The Great War broke out with disastrous consequences for the McLaren family when Francis was killed in a flying accident at Montrose, Scotland while serving as a second lieutenant in the Royal Flying Corps. Francis was buried with full military honours at Busbridge churchyard a few feet from the grave of Julia Jekyll. Lutyens was engaged to design a headboard to mark Francis’s grave and this sparked my interest in the Lutyens-Jekyll connections. When I first found this oak five-panelled headboard around 25 years ago, it was beginning to show its age but, because it was adjacent to the Jekyll plot containing the graves of Gertrude and Herbert’s family, I felt there had to be a connection between the two families and, importantly, that Lutyens had probably designed the Grade II-listed wooden headboard. I later received confirmation from Margaret Richardson that it was indeed Lutyens’s work. I’m pleased to say it subsequently underwent extensive professional restoration and was rededicated in 2000.
Pamela’s husband was chairman of Midland Bank, which commissioned Lutyens to build its HQ at Poultry in the City and three branches — in Piccadilly and Leadenhall Street in London and King Street, Manchester. McKenna also commissioned Lutyens to build Mells Park House on the Mells estate in Somerset. Francis McLaren’s parliamentary constituency was Spalding and it was through Barbara’s influence (and financial contributions) that Lutyens was commissioned to design the impressive Spalding War Memorial. Lutyens also designed war
memorials at Busbridge and Wargrave, where the Jekyll family once lived. Had McLaren not died in the war, it’s probable that he, too, would have commissioned Lutyens to build him a country house.

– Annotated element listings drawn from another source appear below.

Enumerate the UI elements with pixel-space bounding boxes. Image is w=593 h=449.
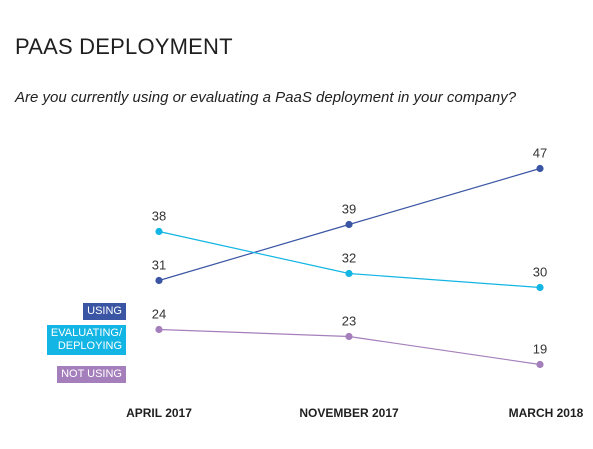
legend-label: EVALUATING/ DEPLOYING [50, 327, 122, 352]
data-point-evaluating-deploying [345, 269, 353, 278]
data-point-not-using [345, 332, 353, 341]
data-label-not-using: 19 [533, 342, 547, 357]
x-tick-label: NOVEMBER 2017 [299, 406, 399, 420]
legend-using: USING [83, 303, 126, 320]
legend-label: NOT USING [61, 368, 122, 380]
data-label-evaluating-deploying: 30 [533, 265, 547, 280]
chart-title: PAAS DEPLOYMENT [15, 34, 233, 59]
data-label-not-using: 23 [342, 314, 356, 329]
data-point-using [345, 220, 353, 229]
x-tick-label: MARCH 2018 [509, 406, 584, 420]
legend-not-using: NOT USING [57, 366, 126, 383]
data-point-evaluating-deploying [536, 283, 544, 292]
data-label-evaluating-deploying: 38 [152, 209, 166, 224]
data-label-not-using: 24 [152, 307, 166, 322]
legend-evaluating-deploying: EVALUATING/ DEPLOYING [46, 325, 126, 355]
data-label-using: 39 [342, 202, 356, 217]
data-point-not-using [536, 360, 544, 369]
data-label-evaluating-deploying: 32 [342, 251, 356, 266]
chart-subtitle: Are you currently using or evaluating a … [15, 89, 517, 106]
data-point-evaluating-deploying [155, 227, 163, 236]
data-point-using [536, 164, 544, 173]
legend-label: USING [87, 305, 122, 317]
x-tick-label: APRIL 2017 [126, 406, 192, 420]
data-label-using: 31 [152, 258, 166, 273]
data-label-using: 47 [533, 146, 547, 161]
data-point-not-using [155, 325, 163, 334]
data-point-using [155, 276, 163, 285]
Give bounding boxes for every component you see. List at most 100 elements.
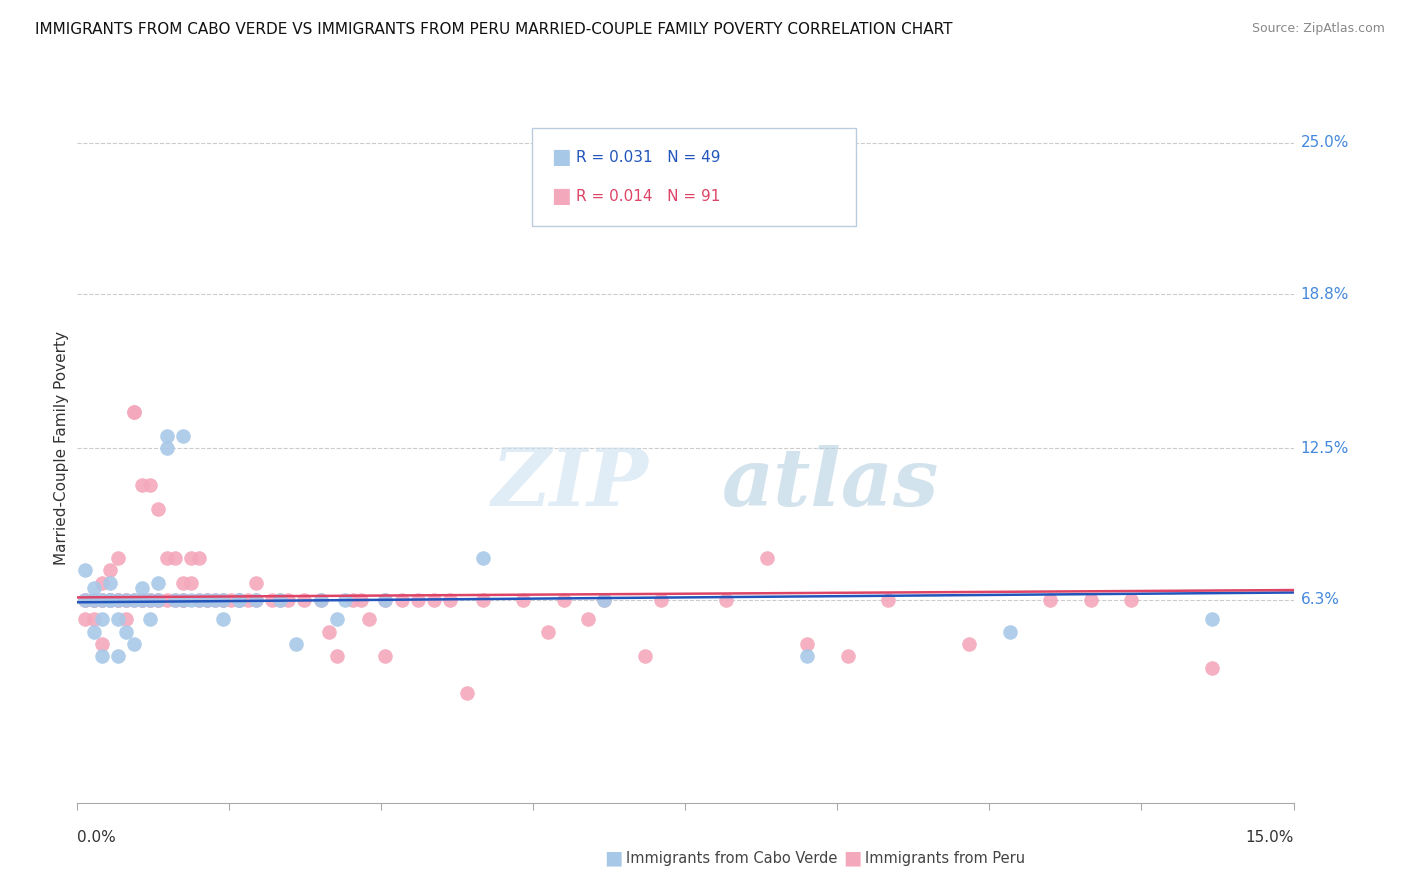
Point <box>107 649 129 664</box>
Point <box>163 592 186 607</box>
Point <box>423 592 446 607</box>
Text: 12.5%: 12.5% <box>1301 441 1348 456</box>
Point <box>139 478 162 492</box>
Point <box>650 592 672 607</box>
Point <box>131 478 153 492</box>
Point <box>75 592 97 607</box>
Point <box>326 612 349 626</box>
Point <box>90 592 112 607</box>
Point <box>139 592 162 607</box>
Point <box>163 592 186 607</box>
Text: Immigrants from Cabo Verde: Immigrants from Cabo Verde <box>626 851 837 865</box>
Point <box>212 612 235 626</box>
Point <box>115 592 138 607</box>
Point <box>318 624 340 639</box>
Point <box>83 592 105 607</box>
Point <box>212 592 235 607</box>
Point <box>98 592 121 607</box>
Point <box>98 592 121 607</box>
Point <box>292 592 315 607</box>
Point <box>163 551 186 566</box>
Point <box>155 442 177 455</box>
Point <box>122 404 145 418</box>
Point <box>391 592 413 607</box>
Point <box>148 592 170 607</box>
Point <box>228 592 250 607</box>
Point <box>122 592 145 607</box>
Text: 25.0%: 25.0% <box>1301 135 1348 150</box>
Point <box>107 551 129 566</box>
Point <box>90 637 112 651</box>
Text: Source: ZipAtlas.com: Source: ZipAtlas.com <box>1251 22 1385 36</box>
Point <box>98 564 121 578</box>
Point <box>553 592 575 607</box>
Point <box>172 575 194 590</box>
Point <box>260 592 283 607</box>
Point <box>1121 592 1143 607</box>
Point <box>98 575 121 590</box>
Point <box>195 592 218 607</box>
Point <box>374 592 396 607</box>
Point <box>796 637 818 651</box>
Point <box>75 564 97 578</box>
Point <box>837 649 859 664</box>
Point <box>115 612 138 626</box>
Point <box>155 592 177 607</box>
Point <box>139 592 162 607</box>
Point <box>309 592 332 607</box>
Point <box>1039 592 1062 607</box>
Point <box>406 592 429 607</box>
Point <box>204 592 226 607</box>
Y-axis label: Married-Couple Family Poverty: Married-Couple Family Poverty <box>53 331 69 566</box>
Point <box>350 592 373 607</box>
Point <box>326 649 349 664</box>
Text: atlas: atlas <box>721 445 939 523</box>
Point <box>188 592 211 607</box>
Point <box>107 592 129 607</box>
Point <box>90 649 112 664</box>
Point <box>75 592 97 607</box>
Point <box>593 592 616 607</box>
Point <box>188 592 211 607</box>
Point <box>245 592 267 607</box>
Point <box>172 592 194 607</box>
Point <box>245 592 267 607</box>
Point <box>957 637 980 651</box>
Text: ZIP: ZIP <box>492 445 650 523</box>
Point <box>131 592 153 607</box>
Point <box>439 592 461 607</box>
Point <box>122 592 145 607</box>
Point <box>180 575 202 590</box>
Point <box>195 592 218 607</box>
Text: ■: ■ <box>551 186 571 206</box>
Point <box>1080 592 1102 607</box>
Point <box>83 592 105 607</box>
Text: R = 0.031   N = 49: R = 0.031 N = 49 <box>576 150 720 165</box>
Point <box>90 592 112 607</box>
Text: ■: ■ <box>605 848 623 868</box>
Point <box>131 581 153 595</box>
Point <box>998 624 1021 639</box>
Point <box>155 429 177 443</box>
Point <box>172 429 194 443</box>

Other Lutyens commissions that can be traced back to the Jekyll family include those from the Graham family. Agnes Graham’s sister, Frances, married Sir John Horner. It was Horner’s family who owned the Mells estate, and John let the old house to his niece Pamela and Reginald for a nominal rent on the condition that they rebuilt Park House. Lutyens’s resulting redesign, in a neoclassical style, was built in 1925. Among other Lutyens commissions from the Horner connection was the plinth in Mells Church supporting the fine equestrian statue by Alfred Munnings of John’s son, Edward, who also lost his life in the war. And Lutyens designed a number of public buildings in Mells which, undoubtedly, were commissioned by the Horner family. But the best thing at Mells is the McKenna family grave in St Andrew’s churchyard of 1932.
No doubt further Lutyens commissions can be traced from the Jekyll family but, in this short article, it’s not possible to explore this intriguing and revealing subject fully.